最後に、SIM-swap 対策を取ります。PIN ロック、二段階認証、怪しい無料オファーに応じないこと、突然圏外になったらすぐ確認すること、重要アカウントの登録メールも最新にしておくことが基本です。移住者は、電話番号の変更や紛失時に本人確認が複雑になりやすいため、普段からパスポート番号、契約情報、購入記録を保存しておく価値があります。
よくある失敗
一つ目は、SIM は空港や街中ですぐ買えるから準備不要だと思い込むことです。実際には RICA のための書類が必要で、住所証明で止まることがあります。二つ目は、仮住まいの段階で適当に番号を取り、後で正式回線へ変えることです。番号変更は銀行や雇用、学校連絡の更新負担が大きいです。三つ目は、無料データや無料通話の勧誘に乗って不透明な契約を結ぶことです。四つ目は、SIM-swap 詐欺を遠い話だと思うことです。五つ目は、重要サービスの認証を全部電話番号に集中させながら、セキュリティ設定をしないことです。
注意点
南アフリカの通信実務では、制度上の RICA と、店頭での実務運用が完全に同一ではないことがあります。つまり、制度として必要な書類が分かっていても、実際の販売店で追加確認が入ることがあります。また、携帯回線は生活インフラですが、同時に金融インフラでもあります。銀行 OTP、カード認証、アカウント回復に使われるため、回線の管理が甘いと生活全体に影響します。番号は安く手に入れるものではなく、信用インフラの一部として扱う方が安全です。
判断基準
prepaid と contract のどちらを選ぶかは、月額の損得だけで決めない方がいいです。移住初月なら prepaid が実務上かなり強いです。南アフリカの住所証明やクレジット履歴がまだ弱くても始めやすいからです。一方、長期居住で安定した収入があり、端末も含めて管理したい人は contract を検討してもよいです。大切なのは、今の自分の滞在段階と証明力に合う選択をすることです。
まとめ
南アフリカで通信を整えるときは、SIM を買うことより、RICA 登録、番号の長期運用、SIM-swap 対策をまとめて考えることが重要です。移住初期は prepaid と正規販売チャネルが安全で、番号はできるだけ最初から長く使う前提で決める方が後が楽です。携帯番号は、単なる連絡先ではなく、南アフリカ生活の認証基盤です。
次にやるべきこと
まず、パスポートと住所証明に使えそうな書類を用意してください。次に、最初は prepaid で始めるかどうかを決めてください。最後に、購入後はその番号を銀行など重要サービスに紐づける前に、PIN と二段階認証を設定してください。この三つをやるだけで、南アフリカの通信立ち上げはかなり安定します。

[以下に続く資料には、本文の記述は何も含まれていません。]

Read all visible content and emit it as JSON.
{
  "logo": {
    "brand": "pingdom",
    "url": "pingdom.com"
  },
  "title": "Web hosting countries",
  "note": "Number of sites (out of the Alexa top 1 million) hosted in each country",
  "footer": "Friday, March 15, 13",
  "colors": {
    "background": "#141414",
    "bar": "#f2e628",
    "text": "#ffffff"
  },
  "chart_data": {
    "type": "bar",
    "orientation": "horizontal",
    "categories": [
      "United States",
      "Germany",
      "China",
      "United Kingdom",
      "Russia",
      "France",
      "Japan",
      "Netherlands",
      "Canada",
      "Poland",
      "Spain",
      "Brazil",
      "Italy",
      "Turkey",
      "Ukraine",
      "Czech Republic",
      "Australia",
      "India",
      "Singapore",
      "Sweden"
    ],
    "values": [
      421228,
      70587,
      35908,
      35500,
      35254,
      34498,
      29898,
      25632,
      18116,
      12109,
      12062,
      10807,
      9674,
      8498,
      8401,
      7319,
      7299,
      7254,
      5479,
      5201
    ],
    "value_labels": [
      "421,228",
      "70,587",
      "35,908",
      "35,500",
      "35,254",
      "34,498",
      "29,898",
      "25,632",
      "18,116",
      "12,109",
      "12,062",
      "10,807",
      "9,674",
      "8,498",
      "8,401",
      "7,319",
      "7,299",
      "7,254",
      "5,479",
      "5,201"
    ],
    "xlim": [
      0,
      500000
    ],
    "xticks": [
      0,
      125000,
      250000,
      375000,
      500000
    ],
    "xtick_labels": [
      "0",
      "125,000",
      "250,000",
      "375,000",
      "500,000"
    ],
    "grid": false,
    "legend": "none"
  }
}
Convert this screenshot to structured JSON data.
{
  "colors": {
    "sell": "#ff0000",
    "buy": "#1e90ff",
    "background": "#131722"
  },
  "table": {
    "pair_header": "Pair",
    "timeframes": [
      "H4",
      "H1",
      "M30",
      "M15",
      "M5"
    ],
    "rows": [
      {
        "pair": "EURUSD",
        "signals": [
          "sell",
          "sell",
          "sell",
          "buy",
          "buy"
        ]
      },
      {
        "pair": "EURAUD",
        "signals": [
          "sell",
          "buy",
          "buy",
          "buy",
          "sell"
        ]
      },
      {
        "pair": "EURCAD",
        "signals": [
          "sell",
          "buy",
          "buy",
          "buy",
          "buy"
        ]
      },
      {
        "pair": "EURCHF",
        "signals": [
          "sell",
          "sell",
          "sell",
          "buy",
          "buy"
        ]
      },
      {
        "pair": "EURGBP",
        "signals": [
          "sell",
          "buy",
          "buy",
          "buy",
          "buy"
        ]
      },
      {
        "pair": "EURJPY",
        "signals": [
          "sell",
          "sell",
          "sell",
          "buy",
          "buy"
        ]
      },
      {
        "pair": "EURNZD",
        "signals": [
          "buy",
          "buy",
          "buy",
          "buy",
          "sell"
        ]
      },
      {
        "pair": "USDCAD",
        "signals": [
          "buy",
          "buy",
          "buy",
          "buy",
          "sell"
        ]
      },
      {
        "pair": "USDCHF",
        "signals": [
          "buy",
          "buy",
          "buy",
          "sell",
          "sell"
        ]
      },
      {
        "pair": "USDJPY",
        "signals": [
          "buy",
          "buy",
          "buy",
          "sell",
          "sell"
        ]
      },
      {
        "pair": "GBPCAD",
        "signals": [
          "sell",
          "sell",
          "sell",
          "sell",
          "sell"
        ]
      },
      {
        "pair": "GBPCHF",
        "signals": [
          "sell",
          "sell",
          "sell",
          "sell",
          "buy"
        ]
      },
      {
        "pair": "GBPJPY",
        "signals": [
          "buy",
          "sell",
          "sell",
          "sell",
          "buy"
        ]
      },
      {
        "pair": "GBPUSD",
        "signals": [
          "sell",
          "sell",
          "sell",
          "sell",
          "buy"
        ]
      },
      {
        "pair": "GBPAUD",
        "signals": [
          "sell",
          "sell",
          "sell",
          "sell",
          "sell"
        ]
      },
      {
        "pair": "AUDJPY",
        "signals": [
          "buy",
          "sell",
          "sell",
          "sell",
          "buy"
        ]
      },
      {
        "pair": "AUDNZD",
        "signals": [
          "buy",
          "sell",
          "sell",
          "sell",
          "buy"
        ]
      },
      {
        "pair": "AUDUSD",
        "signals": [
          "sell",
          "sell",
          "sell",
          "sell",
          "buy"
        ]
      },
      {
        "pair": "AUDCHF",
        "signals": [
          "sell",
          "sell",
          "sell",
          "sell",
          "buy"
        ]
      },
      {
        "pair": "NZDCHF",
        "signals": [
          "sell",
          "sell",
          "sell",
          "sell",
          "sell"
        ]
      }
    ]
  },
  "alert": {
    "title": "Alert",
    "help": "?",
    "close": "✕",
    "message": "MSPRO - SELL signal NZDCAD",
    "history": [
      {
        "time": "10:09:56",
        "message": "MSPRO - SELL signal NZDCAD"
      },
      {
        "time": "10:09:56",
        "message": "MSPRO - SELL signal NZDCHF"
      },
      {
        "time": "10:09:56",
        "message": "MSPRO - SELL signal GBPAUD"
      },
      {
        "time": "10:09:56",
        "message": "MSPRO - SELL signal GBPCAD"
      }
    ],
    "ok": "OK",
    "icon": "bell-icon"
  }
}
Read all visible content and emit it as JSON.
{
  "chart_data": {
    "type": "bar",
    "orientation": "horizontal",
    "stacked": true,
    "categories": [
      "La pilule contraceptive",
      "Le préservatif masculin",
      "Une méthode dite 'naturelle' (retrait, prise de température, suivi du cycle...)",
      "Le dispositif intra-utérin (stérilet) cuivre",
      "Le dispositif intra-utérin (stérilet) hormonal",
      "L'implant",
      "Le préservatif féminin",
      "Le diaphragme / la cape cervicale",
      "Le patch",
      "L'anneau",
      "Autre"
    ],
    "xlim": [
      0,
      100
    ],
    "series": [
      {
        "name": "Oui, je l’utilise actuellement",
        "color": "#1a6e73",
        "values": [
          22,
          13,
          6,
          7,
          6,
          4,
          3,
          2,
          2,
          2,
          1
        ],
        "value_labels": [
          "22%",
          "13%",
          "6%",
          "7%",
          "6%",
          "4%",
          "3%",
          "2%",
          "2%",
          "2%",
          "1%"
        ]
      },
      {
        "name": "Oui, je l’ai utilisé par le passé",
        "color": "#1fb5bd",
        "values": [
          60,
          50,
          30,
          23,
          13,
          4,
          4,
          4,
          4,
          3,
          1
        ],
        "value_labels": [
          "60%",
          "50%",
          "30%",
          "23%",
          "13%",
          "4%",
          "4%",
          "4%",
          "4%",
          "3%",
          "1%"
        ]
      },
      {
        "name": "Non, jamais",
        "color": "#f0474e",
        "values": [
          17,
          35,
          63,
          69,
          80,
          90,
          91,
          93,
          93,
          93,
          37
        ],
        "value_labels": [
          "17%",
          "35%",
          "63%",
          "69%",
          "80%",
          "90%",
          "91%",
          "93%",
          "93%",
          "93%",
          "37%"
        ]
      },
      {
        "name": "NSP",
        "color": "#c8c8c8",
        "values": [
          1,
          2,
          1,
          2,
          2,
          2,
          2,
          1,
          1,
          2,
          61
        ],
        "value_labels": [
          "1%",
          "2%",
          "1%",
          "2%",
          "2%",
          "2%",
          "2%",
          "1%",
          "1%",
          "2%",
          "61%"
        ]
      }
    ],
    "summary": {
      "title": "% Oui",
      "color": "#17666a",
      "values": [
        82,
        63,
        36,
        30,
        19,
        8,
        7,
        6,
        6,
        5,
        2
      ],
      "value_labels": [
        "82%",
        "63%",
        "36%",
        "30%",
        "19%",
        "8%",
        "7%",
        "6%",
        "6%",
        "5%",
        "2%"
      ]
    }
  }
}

移住生活では、通信トラブルは小さく見えて生活全体を止める力があります。番号が使えない、OTP が受け取れない、データが切れるという問題は、仕事、住まい、医療、送金に直結します。だからこそ、南アフリカでは SIM を最初に整える価値が高いです。安さや勢いで決めるのではなく、RICA、本人確認、セキュリティまで含めて回線を整えることが、生活立ち上げの成功につながります。